Trombonist Trummy Young played with Armstrong and Ellington, so when he partially-retired to Hawaii, he naturally became the big jazz cat on the local scene. Naturally, he would get the call for a jazz-themed episode of the original Hawaii Five-O. He even has a brief speaking part, but the star of the episode is jazz diva Nancy Wilson, who did a fair amount of guest shots during the 60s and 70s. Her best was probably the “Trouble in Mind” episode of Hawaii Five-O, which airs Tuesday on Me TV Plus.

Wilson plays Eadie Jordan, a popular jazz vocalist much like herself, but hopefully not totally like her. She will be playing some high-profile gigs at the Waikiki Shell with her pianist-musical director-ambiguous lover, Mike Martin, who was just paroled on a drug charge. What McGarrett doesn’t know is that Martin has always been clean. He just took the wrap for Jordan.

This is a bad time to be strung out in the 50
th State, where a batch of lethally poisoned smack is in circulation. That is why Kono was casing the little club Jordan and Martin came to score. Martin ends up cold-cocking him to protect her, even though he knew it would jam him up with the law.

It turns out square-looking McGarrett is an Eadie Jordan fan—a real fan who knows every obscure record she cut. That changes the dynamics of tonight’s episode, from a typical cops-versus-dealers story to a race to save Jordan from herself. More than most episodes of the era, “Trouble in Mind” depicts drug addiction as a health issue, just as much as a law enforcement problem.

In fact, even the dealer who is the episode’s ostensive villainous figure is surprisingly sympathetic—and ultimately almost as tragic a figure as Jordan. He too is a former jazz musician, who boosts he still has his 802 Union card (the New York musicians’ local).

Wilson gives a truly bold performance as Jordan, probably drawing on the infamous struggles of Billie Holiday and other musicians she may have known.

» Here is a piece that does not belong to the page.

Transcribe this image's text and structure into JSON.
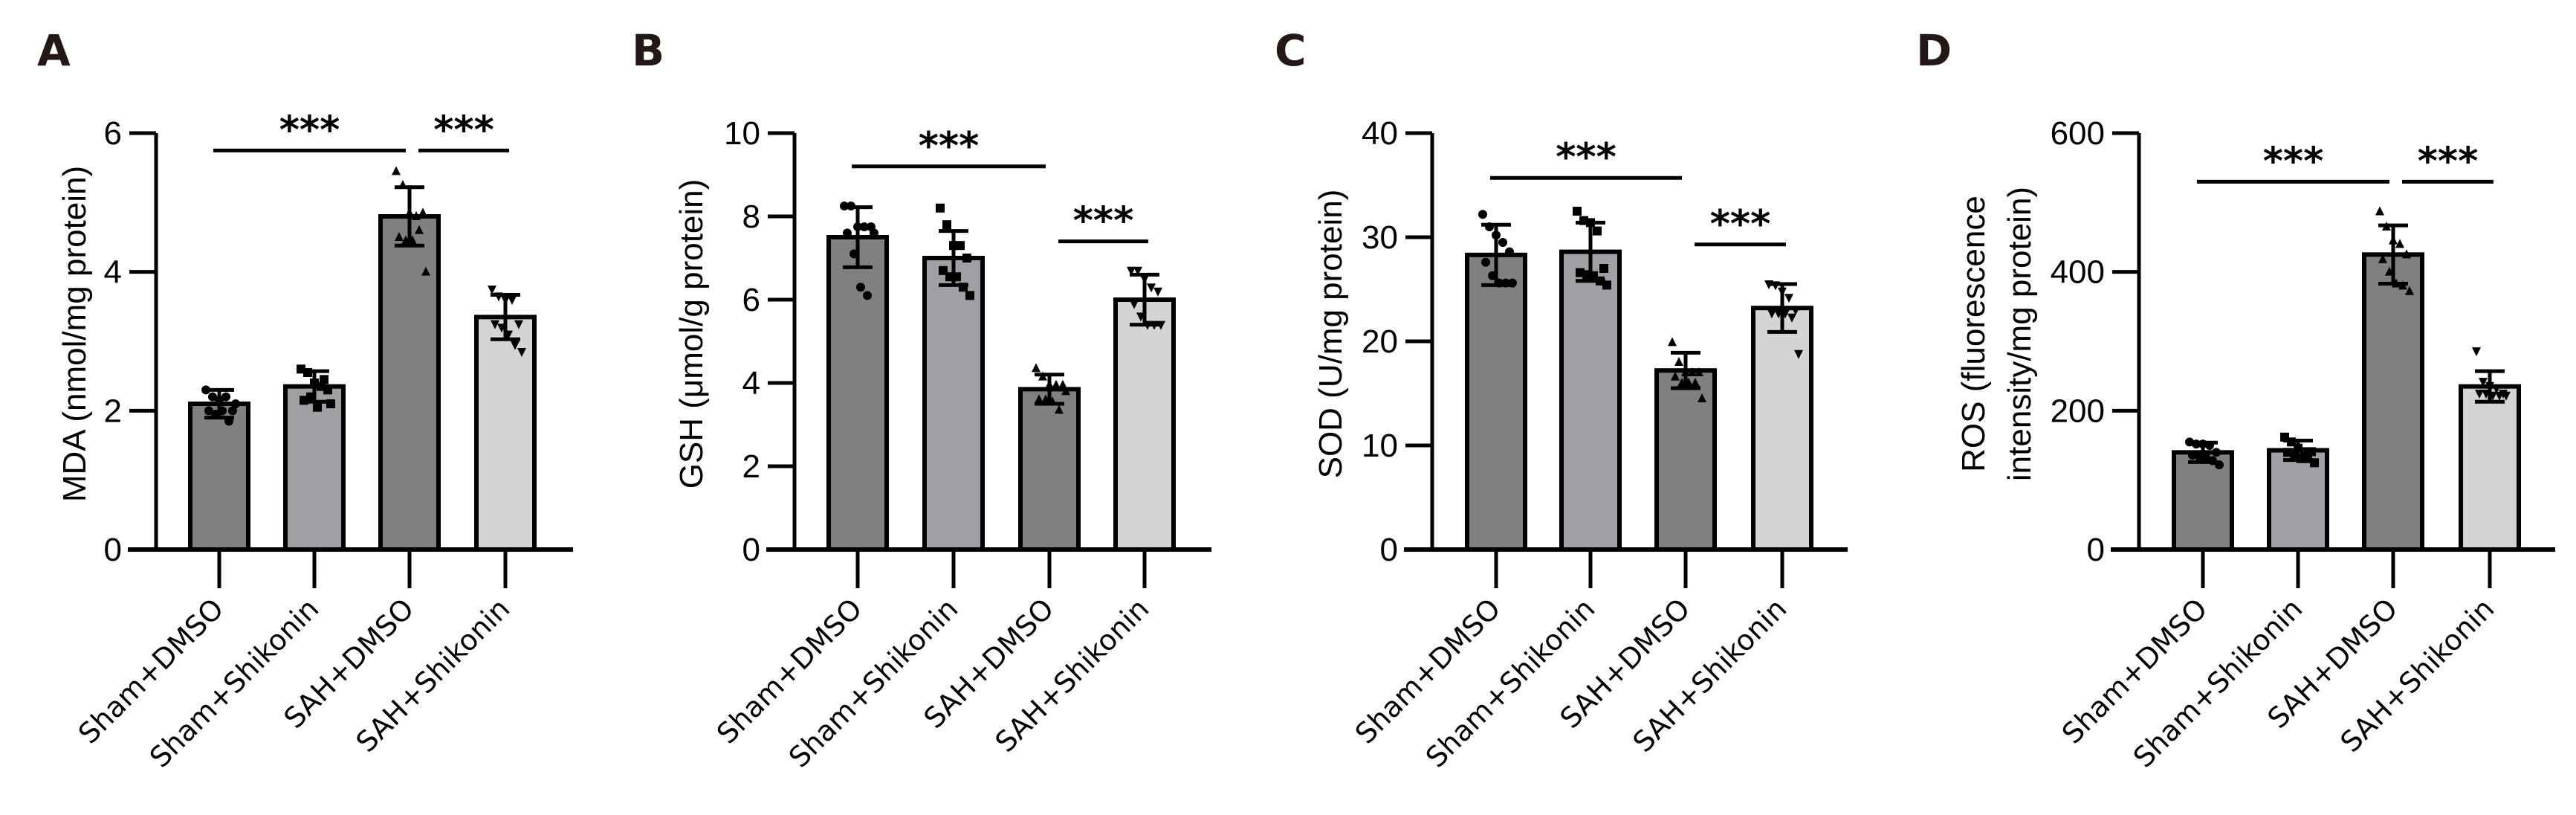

She performs bluesy renditions of “Trouble in Mind” and “Stormy Monday,” as well as a brassy arrangement of “Spinning Wheel,” very much like the cover she released the year before. Morton Stevens is credited with the music for this episode. Having arranged for Sinatra and many of his Rat Pack fans, he clearly had a good feel for old standards. This is definitely the “jazz episode” of
Five-O, because Wilson and Young are also joined by bassist Red Callendar, who also gets a line of dialogue.

You might think of Harry Guardino as a Quinn Martin utility player, but he plays Martin with surprising sensitivity and complexity (especially for the era and the show in question). Milton Selzer really drives home the sadness of the episode as the Ron the dealer (who doesn’t want to deal). Even Jack Lord has his moments that really humanize the stone-jawed McGarrett.

There is a lot of good music in “Trouble in Mind” and the drug-related drama will resonate with jazz fans. Sadly, Lyle Ritz, the great jazz ukulele player is missing, but Trummy Young was definitely a fitting representative of the Hawaiian jazz scene. If you only watch one episode of
Hawaii Five-O, this should be the one. Highly recommended for Nancy Wilson fans, it airs tomorrow night (12/27) on Me TV Plus and streams on Pluto.